Он потряс головой и опять достал из шкафчика графин. Наливая себе, вопросительно глянул через плечо на Виктора:
— А может, она просто в тебя втюрилась и хочет замуж, а?
Виктор пожал плечами.
— У нее и времени даже не было в меня влюбиться. И она могла бы найти претендентов получше…
— Э, не скромничай. Ты еще себе цены не знаешь. А я так и вижу тебя через несколько лет. Бабы будут льнуть к тебе, как… как ко мне. — Он жадно и с какой-то отчаянной лихостью выпил стопку до дна. И опять зашагал по розам ковра, размышляя вслух: — Рано ей замуж, семнадцать лет только. Но это моя кровь, черт возьми. Истинная Ценгло!
В столовой часы мелодично пробили десять.
— Пан доктор, к сожалению, я должен идти. Меня ждут.
— Должен? Ну, что же делать… Постой, Витек, еще одно скажи: ты то что чувствуешь к Тао? Говори со мной откровенно, мальчик, как с родным отцом. Она тебе нравится? Может, и ты уже влюблен?
— Нет, я не влюблен. Я другую люблю, и только та мне нужна. Но она замужем — значит, не судьба. А к Тао я очень хорошо отношусь. Мы же с ней знаем друг друга еще со школьных лет. Я бы поехал с нею, как с добрым товарищем, но не от меня это зависит. Решает тут…
— Организация?
— Да. И я сам еще не знаю, как и куда отправлюсь.
Доктор хотел пожать ему руку, но передумал:
— Нет, давай поцелуемся.
Он взял Виктора обеими руками за голову, поцеловал.
— Ты славный хлопец. Если что-нибудь изменится и ты останешься здесь — вернись к нам. Считай, что это твой дом.
— Спасибо. Но мне в Харбине оставаться незачем.
— Знаю, знаю. Я это сказал на всякий случай. Мало ли что бывает!
Он проводил Виктора до двери. На пороге вспомнил о пантах:
— Погоди, тебе же с меня причитается…
— Так вы берете их?
— Конечно. Этакие панты! Каждый взял бы их с благодарностью и, не торгуясь, заплатил по пятьсот долларов за пару. Значит, с меня тысяча. Сейчас, дружок, рассчитаемся.
Он отошел к столу за деньгами, но Виктор остановил его.

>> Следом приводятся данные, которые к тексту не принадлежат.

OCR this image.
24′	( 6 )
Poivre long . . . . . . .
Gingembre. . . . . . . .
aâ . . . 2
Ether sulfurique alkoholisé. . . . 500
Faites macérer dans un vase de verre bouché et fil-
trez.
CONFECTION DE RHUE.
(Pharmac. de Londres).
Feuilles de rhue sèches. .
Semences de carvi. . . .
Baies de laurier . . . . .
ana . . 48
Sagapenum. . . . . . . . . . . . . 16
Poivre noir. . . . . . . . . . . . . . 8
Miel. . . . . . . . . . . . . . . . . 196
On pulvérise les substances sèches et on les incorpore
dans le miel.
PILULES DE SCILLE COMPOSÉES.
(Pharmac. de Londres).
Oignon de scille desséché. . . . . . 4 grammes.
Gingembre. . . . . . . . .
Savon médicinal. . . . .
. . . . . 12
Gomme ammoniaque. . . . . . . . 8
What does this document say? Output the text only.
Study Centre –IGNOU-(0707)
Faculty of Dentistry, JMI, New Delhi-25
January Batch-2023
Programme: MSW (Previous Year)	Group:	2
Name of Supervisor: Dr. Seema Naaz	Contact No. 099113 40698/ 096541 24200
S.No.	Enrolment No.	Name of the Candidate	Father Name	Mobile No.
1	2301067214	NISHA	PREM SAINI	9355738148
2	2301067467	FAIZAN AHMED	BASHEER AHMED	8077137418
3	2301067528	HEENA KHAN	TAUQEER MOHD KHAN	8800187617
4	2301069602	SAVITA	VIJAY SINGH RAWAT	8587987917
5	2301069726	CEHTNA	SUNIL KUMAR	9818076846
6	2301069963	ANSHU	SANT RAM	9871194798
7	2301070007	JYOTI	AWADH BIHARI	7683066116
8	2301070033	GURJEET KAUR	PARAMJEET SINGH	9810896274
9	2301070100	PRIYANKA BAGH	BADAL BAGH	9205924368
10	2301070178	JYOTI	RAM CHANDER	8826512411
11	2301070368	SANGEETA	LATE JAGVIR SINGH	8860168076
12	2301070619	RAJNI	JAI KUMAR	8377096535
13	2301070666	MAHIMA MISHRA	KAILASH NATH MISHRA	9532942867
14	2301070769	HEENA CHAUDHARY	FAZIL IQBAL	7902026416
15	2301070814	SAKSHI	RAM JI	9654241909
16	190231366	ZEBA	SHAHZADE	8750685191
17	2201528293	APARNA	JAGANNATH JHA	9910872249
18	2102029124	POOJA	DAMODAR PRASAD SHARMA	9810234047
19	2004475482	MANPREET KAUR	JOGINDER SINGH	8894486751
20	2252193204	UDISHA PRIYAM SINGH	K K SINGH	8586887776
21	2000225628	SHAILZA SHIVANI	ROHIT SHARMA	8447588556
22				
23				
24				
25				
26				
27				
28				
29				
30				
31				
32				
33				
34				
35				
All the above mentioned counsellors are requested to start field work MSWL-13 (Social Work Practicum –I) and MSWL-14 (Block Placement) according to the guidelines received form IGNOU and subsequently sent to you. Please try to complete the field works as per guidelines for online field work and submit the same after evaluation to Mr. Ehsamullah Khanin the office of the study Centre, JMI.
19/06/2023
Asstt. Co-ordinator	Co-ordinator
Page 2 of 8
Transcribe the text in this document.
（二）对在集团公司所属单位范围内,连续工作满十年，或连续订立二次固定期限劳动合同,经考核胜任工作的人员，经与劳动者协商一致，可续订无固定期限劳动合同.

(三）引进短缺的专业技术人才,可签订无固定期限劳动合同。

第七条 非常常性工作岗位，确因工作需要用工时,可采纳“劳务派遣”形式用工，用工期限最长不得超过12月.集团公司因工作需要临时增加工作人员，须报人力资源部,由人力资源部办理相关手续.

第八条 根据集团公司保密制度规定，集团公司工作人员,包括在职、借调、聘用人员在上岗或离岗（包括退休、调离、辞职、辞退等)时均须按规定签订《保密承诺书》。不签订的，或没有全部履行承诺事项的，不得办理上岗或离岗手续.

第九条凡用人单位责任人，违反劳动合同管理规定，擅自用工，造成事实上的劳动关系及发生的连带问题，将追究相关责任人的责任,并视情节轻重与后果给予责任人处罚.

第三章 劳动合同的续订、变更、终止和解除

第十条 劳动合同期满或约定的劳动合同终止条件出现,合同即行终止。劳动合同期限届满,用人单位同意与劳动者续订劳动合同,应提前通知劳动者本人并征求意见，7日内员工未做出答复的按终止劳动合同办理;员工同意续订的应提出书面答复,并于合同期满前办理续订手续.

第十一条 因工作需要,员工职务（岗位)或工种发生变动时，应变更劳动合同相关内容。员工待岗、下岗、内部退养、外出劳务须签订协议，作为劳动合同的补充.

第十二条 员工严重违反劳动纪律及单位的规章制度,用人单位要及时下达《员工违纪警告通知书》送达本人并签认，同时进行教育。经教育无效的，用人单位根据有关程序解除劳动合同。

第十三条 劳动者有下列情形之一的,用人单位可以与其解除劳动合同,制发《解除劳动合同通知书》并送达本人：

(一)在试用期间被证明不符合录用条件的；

— Нет, пятьсот — это слишком много. Им цена самое большее четыреста за пару.
— Но эти редкого качества. Я ведь знаток…
— И я тоже, пан доктор, и дороже не возьму, И еще хочу вас попросить… Окажите мне одну услугу.
— С радостью. Говори.
— Есть у вас разрешение на охотничье ружье?
— Конечно.
— Тогда, если вас это не затруднит, купите мне на эти деньги ружье. Я его сам выберу у Чурина. Это для одного человека… И за ним потом придут. Мне это очень важно.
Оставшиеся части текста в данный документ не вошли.